Context: in high anxiety, literal fear and trembling, Jacob is on the way to meet up with Esau, maybe even reconcile with him. Jacob is not traveling light! His entourage includes his spouses and kids; he is bringing dozens of animals as gifts for Esau. This happens after his famous "Jacob's ladder dream" that leads to his naming a place or location—Bethel, or house (beth) of God (el).

Jacob has crept away from his retinue off to a quiet place by himself, beside the Jabbok (note how j-b-k echo the letters in Jacob's name), a stream or tributary of the Jordan River. Night falls (the sky gets dark), and somehow Jacob and a stranger encounter each other in an actual physical and verbal battle.

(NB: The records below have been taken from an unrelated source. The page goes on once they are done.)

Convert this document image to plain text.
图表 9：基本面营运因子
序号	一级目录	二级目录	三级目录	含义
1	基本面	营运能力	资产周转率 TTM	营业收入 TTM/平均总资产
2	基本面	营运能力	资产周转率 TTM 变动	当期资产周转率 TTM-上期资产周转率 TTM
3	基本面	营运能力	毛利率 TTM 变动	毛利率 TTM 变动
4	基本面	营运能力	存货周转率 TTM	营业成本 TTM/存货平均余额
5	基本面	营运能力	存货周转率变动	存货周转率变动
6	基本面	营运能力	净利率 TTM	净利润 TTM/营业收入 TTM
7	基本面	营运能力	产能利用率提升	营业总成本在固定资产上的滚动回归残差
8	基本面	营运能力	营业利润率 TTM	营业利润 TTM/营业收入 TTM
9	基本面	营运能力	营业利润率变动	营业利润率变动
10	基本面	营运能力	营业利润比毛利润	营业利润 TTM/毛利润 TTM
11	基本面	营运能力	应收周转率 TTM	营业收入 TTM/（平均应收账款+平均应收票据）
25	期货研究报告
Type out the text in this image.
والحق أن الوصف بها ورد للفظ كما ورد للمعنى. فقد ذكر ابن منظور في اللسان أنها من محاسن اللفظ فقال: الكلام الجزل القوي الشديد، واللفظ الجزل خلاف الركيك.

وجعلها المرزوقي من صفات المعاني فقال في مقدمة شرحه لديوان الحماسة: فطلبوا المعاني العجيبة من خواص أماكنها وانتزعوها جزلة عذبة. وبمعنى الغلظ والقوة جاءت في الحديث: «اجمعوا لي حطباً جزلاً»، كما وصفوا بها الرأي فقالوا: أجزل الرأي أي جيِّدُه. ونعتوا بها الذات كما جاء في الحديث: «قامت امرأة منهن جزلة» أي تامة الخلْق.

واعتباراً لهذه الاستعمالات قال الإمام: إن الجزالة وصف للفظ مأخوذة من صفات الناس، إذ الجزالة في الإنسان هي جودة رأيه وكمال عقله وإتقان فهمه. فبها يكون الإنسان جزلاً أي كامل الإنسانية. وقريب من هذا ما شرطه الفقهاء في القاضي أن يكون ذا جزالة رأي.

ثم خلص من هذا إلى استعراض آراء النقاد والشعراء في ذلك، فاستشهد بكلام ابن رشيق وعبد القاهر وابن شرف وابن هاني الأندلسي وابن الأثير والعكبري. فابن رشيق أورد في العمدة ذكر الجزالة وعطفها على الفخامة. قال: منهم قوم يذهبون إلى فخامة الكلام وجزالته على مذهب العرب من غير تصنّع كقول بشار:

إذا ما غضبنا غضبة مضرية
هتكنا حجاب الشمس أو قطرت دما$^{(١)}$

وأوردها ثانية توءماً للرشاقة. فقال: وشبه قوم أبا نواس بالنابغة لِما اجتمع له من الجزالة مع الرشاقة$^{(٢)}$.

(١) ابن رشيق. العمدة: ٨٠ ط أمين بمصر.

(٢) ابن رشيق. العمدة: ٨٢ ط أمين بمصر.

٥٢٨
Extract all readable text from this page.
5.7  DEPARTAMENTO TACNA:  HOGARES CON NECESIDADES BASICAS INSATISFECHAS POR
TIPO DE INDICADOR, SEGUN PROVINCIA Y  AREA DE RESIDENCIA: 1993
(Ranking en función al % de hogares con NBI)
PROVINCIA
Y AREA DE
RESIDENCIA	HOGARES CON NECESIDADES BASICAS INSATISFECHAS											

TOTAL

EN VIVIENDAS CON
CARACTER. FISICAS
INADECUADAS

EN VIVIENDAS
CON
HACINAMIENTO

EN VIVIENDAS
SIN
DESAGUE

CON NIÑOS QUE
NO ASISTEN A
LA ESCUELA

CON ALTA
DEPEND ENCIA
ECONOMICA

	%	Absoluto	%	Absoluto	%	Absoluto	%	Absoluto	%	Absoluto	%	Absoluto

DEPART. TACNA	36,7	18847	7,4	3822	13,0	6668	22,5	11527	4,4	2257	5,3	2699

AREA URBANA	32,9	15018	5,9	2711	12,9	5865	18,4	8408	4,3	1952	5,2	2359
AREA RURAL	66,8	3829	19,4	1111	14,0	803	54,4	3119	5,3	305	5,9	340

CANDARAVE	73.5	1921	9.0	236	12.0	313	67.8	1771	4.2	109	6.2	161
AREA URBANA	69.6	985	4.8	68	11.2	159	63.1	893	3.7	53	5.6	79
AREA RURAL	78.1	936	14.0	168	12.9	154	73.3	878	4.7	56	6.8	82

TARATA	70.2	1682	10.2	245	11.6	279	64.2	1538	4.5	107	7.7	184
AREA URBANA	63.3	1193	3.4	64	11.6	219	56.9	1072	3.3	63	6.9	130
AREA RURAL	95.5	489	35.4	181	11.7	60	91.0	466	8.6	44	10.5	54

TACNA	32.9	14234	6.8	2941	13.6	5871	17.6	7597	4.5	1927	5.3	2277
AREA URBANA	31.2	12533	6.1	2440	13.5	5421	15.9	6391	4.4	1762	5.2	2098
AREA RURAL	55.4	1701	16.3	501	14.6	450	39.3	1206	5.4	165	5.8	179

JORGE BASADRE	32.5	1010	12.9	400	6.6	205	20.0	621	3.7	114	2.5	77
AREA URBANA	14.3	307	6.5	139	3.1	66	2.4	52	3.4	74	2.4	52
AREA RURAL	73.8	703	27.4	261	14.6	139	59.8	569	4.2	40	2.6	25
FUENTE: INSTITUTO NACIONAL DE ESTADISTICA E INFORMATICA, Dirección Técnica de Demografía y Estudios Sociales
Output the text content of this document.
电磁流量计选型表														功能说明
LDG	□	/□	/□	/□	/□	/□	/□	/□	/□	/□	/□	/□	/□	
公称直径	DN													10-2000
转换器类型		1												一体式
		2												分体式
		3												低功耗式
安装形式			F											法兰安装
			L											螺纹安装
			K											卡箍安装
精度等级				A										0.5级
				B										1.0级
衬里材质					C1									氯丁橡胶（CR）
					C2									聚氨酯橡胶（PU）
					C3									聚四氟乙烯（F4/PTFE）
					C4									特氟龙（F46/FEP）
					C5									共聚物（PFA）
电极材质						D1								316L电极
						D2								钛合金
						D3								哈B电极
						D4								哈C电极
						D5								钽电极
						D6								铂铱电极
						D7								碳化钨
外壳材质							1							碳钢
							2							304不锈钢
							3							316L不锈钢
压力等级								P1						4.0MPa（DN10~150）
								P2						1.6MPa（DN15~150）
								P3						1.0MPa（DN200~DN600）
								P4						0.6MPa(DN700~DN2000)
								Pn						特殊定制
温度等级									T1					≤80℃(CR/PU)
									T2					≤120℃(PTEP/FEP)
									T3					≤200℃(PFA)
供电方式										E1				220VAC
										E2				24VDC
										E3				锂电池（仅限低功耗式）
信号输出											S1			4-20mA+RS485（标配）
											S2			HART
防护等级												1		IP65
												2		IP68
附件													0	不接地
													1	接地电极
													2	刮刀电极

In the cultures of the bible, names described people and places to a far greater extent than they do for us today. Barbara reminded us how (among other devious events) Jacob stole his older fraternal twin Esau's birthright. The ongoing Genesis narrative reveals(!) a lot about Jacob, whose name can mean trickster, conniver, supplanter.

32:27 the stranger asks Jacob's name ... 32:28 and then renames him. First part of "Isra" has several possible meanings that include strive, contend, fight; the "el" ending is about God. Not only the NT with Jesus but also places in the OT bring us God incarnate, enfleshed, embodied. Jacob recognized the stranger as God, and named that place with the "el" suffix.

Here we have a type of death and resurrection with Jacob shedding his old name, assuming a new one.

Until the homecoming from Babylonian exile when they became Jews, God's people claimed the name Israel as those who trusted God so, who lived so intimately intertwined with the God of heaven and earth, they fully lived into the name as they dared battle, contend with, challenge, fight with God.

As Pastor Peg pointed out, Jacob didn't suddenly become the ultimate good guy! From the start, his entire story was vital in God's dealings with the nation of Israel, and shows how God *even* uses us with our imperfections and our frequent three steps forward, two steps backward attitudes and behaviors.

Read ahead to Genesis 33 and find out what happens what Jacob/Israel and Esau meet each other again! It's a really good one!